Les sondages plaçant Ségolène Royal en situation d’être battue au second tour sont intéressants. Ils le sont, non pas en tant que tels mais par l’importance incroyable qu’ils reflètent dans le débat politique, aujourd’hui comme hier. Or, et c’est ce que je voudrais développer, ces sondages dit d’opinion, sont invérifiables. On ne peut donc que s’étonner de leur poids dans la vie politique.
Vu à la télé : un reportage sur une circonscription des législatives. Le candidat sortant, peu importe son appartenance, reçoit un ténor de son parti qui lui demande comment ça va. Réponse du candidat : « les sondages me donnent à 55%, bon on va voir ». Et on voit que le candidat est battu largement, obtenant (si je me souviens bien) 45%.
1er problème : l’absence totale de fiabilité des sondages privés. Il faut rappeler que les sondages n’ont de rigueur mathématique qu’à la seule condition de reposer sur des échantillons constitués par un tirage au sort, équivalent à celui des boues du loto, où toutes les boules ont les mêmes chances d’être tirées. L’incertitude du sondage dépend alors de la taille de l’échantillon : 1000 ampoules électrique peuvent être testées dans une usine au lieu du million ou de la dizaine de millions (ça ne change rien) produites chaque jour, avec une fiabilité jugée suffisante. Dans ce cas, l’échantillon est représentatif. En dehors de cette coûteuse technique, qu’utilise l’INSEE, aucune estimation mathématique ne peut être effectuée pour mesurer l’incertitude des résultats, donc la fiabilité du sondage.
Or, les sondages dits d’opinion menés par des instituts privés ne sont pas fondés sur le tirage au sort. Ils s’appuient sur des échantillons par quotas, c’est-à-dire des groupes constitués sur la base de critères dont on pense qu’ils influent sur l’opinion : les professions et catégories socio-professionnelles, le sexe, l’âge etc. On dira donc qu’il faut X% d’ouvriers, Y% de femmes, etc. dans l’échantillon.
MAIS, dans ce cas, on ne sait pas si l’échantillon formé est représentatif ou non. Et on ne peut en aucune manière estimer l’incertitude des résultats, toute prétention contraire étant de la tromperie ou de l’ignorance. Je mets à part le problème des sondages des soirs d’élections, à 20h sur les votes dépouillés, puisque là on dispose d’une base de données qui concernent des urnes repérables dans le temps (toujours les mêmes) et pas des électeurs.
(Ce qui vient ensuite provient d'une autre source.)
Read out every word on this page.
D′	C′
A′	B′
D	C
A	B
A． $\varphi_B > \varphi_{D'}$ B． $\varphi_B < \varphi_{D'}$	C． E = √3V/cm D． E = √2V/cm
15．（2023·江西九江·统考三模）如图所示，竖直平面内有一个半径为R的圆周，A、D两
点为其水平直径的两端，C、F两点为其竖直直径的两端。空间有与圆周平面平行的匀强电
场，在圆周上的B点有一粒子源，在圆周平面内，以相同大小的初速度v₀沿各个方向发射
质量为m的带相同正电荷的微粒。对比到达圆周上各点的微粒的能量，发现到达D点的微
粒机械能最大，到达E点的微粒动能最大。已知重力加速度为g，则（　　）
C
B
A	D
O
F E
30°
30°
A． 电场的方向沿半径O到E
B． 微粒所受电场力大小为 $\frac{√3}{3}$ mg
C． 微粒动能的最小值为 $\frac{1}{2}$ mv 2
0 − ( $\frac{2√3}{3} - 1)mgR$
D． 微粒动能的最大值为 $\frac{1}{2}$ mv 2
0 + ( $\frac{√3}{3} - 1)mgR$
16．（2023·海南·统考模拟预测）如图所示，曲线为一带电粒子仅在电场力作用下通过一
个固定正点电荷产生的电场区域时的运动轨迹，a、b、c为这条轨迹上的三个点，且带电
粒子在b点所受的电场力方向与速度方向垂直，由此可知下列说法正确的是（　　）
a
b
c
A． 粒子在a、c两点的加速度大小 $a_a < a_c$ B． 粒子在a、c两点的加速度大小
En outre, quand les résultats bruts d’enquêtes, de plus en plus souvent téléphoniques, sont amenés dans le bureau du directeur du sondage, ils les corrigent : dans le jargon, on dit qu’il les redresse, cela en fonction de l’idée qu’il se fait de l’évolution de l’opinion. Par exemple, les intentions de vote pour l’extrême-droite sont souvent minimisées lors des enquêtes orales, donc on les accroît artificiellement. Le directeur du sondage peut penser que, si la campagne de Ségolène Royal cafouille, alors sûrement va-t-elle être battue au second tour, et il en tient compte.
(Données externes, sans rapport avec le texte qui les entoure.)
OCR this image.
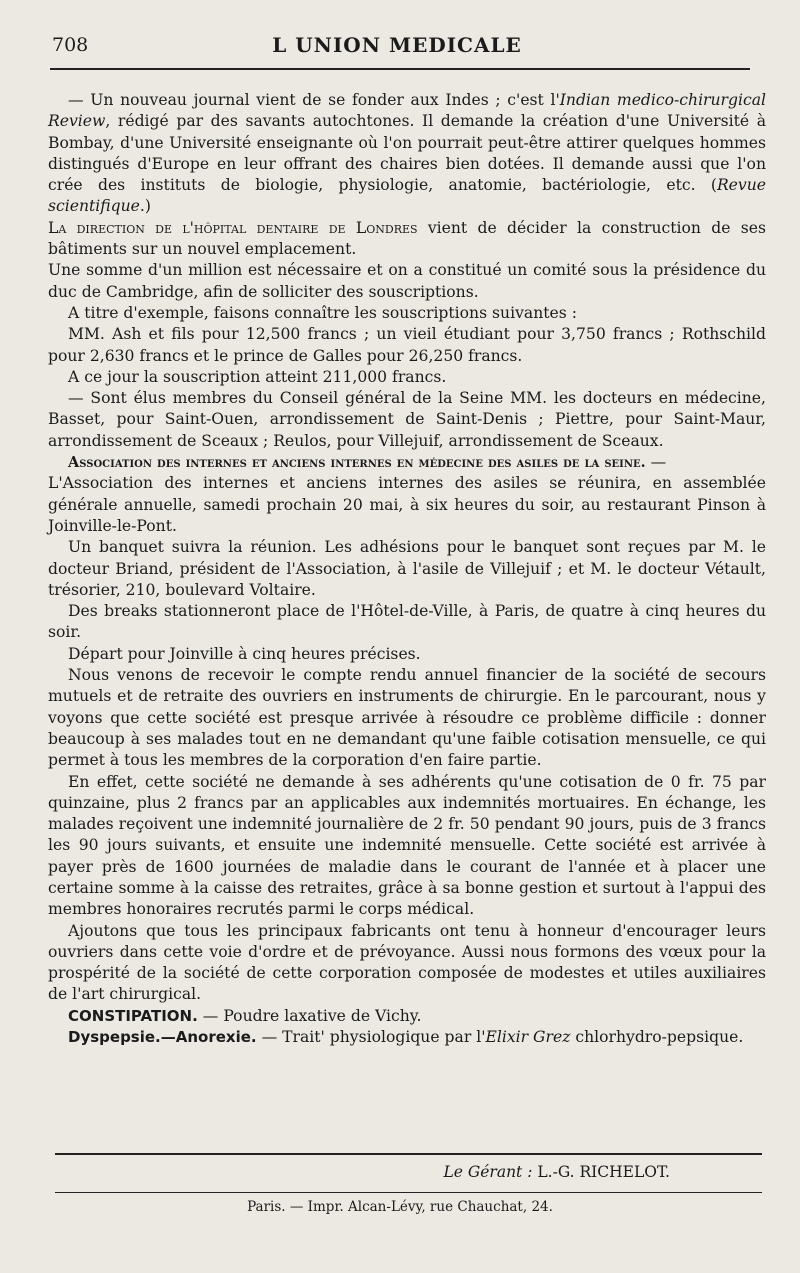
708	L UNION MEDICALE

— Un nouveau journal vient de se fonder aux Indes ; c'est l'Indian medico-chirurgical Review, rédigé par des savants autochtones. Il demande la création d'une Université à Bombay, d'une Université enseignante où l'on pourrait peut-être attirer quelques hommes distingués d'Europe en leur offrant des chaires bien dotées. Il demande aussi que l'on crée des instituts de biologie, physiologie, anatomie, bactériologie, etc. (Revue scientifique.)

La direction de l'hôpital dentaire de Londres vient de décider la construction de ses bâtiments sur un nouvel emplacement.

Une somme d'un million est nécessaire et on a constitué un comité sous la présidence du duc de Cambridge, afin de solliciter des souscriptions.

A titre d'exemple, faisons connaître les souscriptions suivantes :

MM. Ash et fils pour 12,500 francs ; un vieil étudiant pour 3,750 francs ; Rothschild pour 2,630 francs et le prince de Galles pour 26,250 francs.

A ce jour la souscription atteint 211,000 francs.

— Sont élus membres du Conseil général de la Seine MM. les docteurs en médecine, Basset, pour Saint-Ouen, arrondissement de Saint-Denis ; Piettre, pour Saint-Maur, arrondissement de Sceaux ; Reulos, pour Villejuif, arrondissement de Sceaux.

Association des internes et anciens internes en médecine des asiles de la seine. —

L'Association des internes et anciens internes des asiles se réunira, en assemblée générale annuelle, samedi prochain 20 mai, à six heures du soir, au restaurant Pinson à Joinville-le-Pont.

Un banquet suivra la réunion. Les adhésions pour le banquet sont reçues par M. le docteur Briand, président de l'Association, à l'asile de Villejuif ; et M. le docteur Vétault, trésorier, 210, boulevard Voltaire.

Des breaks stationneront place de l'Hôtel-de-Ville, à Paris, de quatre à cinq heures du soir.

Départ pour Joinville à cinq heures précises.

Nous venons de recevoir le compte rendu annuel financier de la société de secours mutuels et de retraite des ouvriers en instruments de chirurgie. En le parcourant, nous y voyons que cette société est presque arrivée à résoudre ce problème difficile : donner beaucoup à ses malades tout en ne demandant qu'une faible cotisation mensuelle, ce qui permet à tous les membres de la corporation d'en faire partie.

En effet, cette société ne demande à ses adhérents qu'une cotisation de 0 fr. 75 par quinzaine, plus 2 francs par an applicables aux indemnités mortuaires. En échange, les malades reçoivent une indemnité journalière de 2 fr. 50 pendant 90 jours, puis de 3 francs les 90 jours suivants, et ensuite une indemnité mensuelle. Cette société est arrivée à payer près de 1600 journées de maladie dans le courant de l'année et à placer une certaine somme à la caisse des retraites, grâce à sa bonne gestion et surtout à l'appui des membres honoraires recrutés parmi le corps médical.

Ajoutons que tous les principaux fabricants ont tenu à honneur d'encourager leurs ouvriers dans cette voie d'ordre et de prévoyance. Aussi nous formons des vœux pour la prospérité de la société de cette corporation composée de modestes et utiles auxiliaires de l'art chirurgical.

CONSTIPATION. — Poudre laxative de Vichy.

Dyspepsie.—Anorexie. — Trait' physiologique par l'Elixir Grez chlorhydro-pepsique.

Le Gérant : L.-G. RICHELOT.
Paris. — Impr. Alcan-Lévy, rue Chauchat, 24.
C’est d’ailleurs ce qui explique que les sondages ne peuvent prédire les changements, puisque leurs résultats sont eux-mêmes calés sur les vrais résultats des élections les plus proches ou les plus compatibles. Si un sondage oral brut donne : 22% pour un parti qui ne fait généralement que 5%, l’institut de sondage voit bien que ça ne colle pas et il redresse les résultats. Autrement dit, sauf coup de chance, les sondages se trompent régulièrement quand les résultats changent, et depuis 20 ans les cas d’erreur sont innombrables. Les sondages ne peuvent donc fournir de résultats que sur ce qu’on sait déjà : si les élections sont stables, alors tout va bien, mais ils ne servent plus à rien.
Si : ils profitent de cette situation pour prétendre que « les Français » (quelle audace !) sont contents de .., pas contents de … sont pour ci, contre ça (et ça permet de vendre des sondages commerciaux aux entreprises ou aux journaux, ce qui est l‘essentiel de leur activité).
Alors pourquoi tant de peine ? C’est une bonne question. D’abord, les sondages influent peut-être sur les résultats qu’ils prétendent mesurer. Mais comment le savoir puisqu’il faudrait des … sondages fiables pour le savoir, et c’est un cercle vicieux.
2e problème. Passons à l’essentiel : que la politique de gauche se débarrasse des sondages, des cotes de popularité, … et qu’on débatte sereinement d’une politique des principes, des objectifs, des moyens, donc qu’on abandonne l’électoralisme.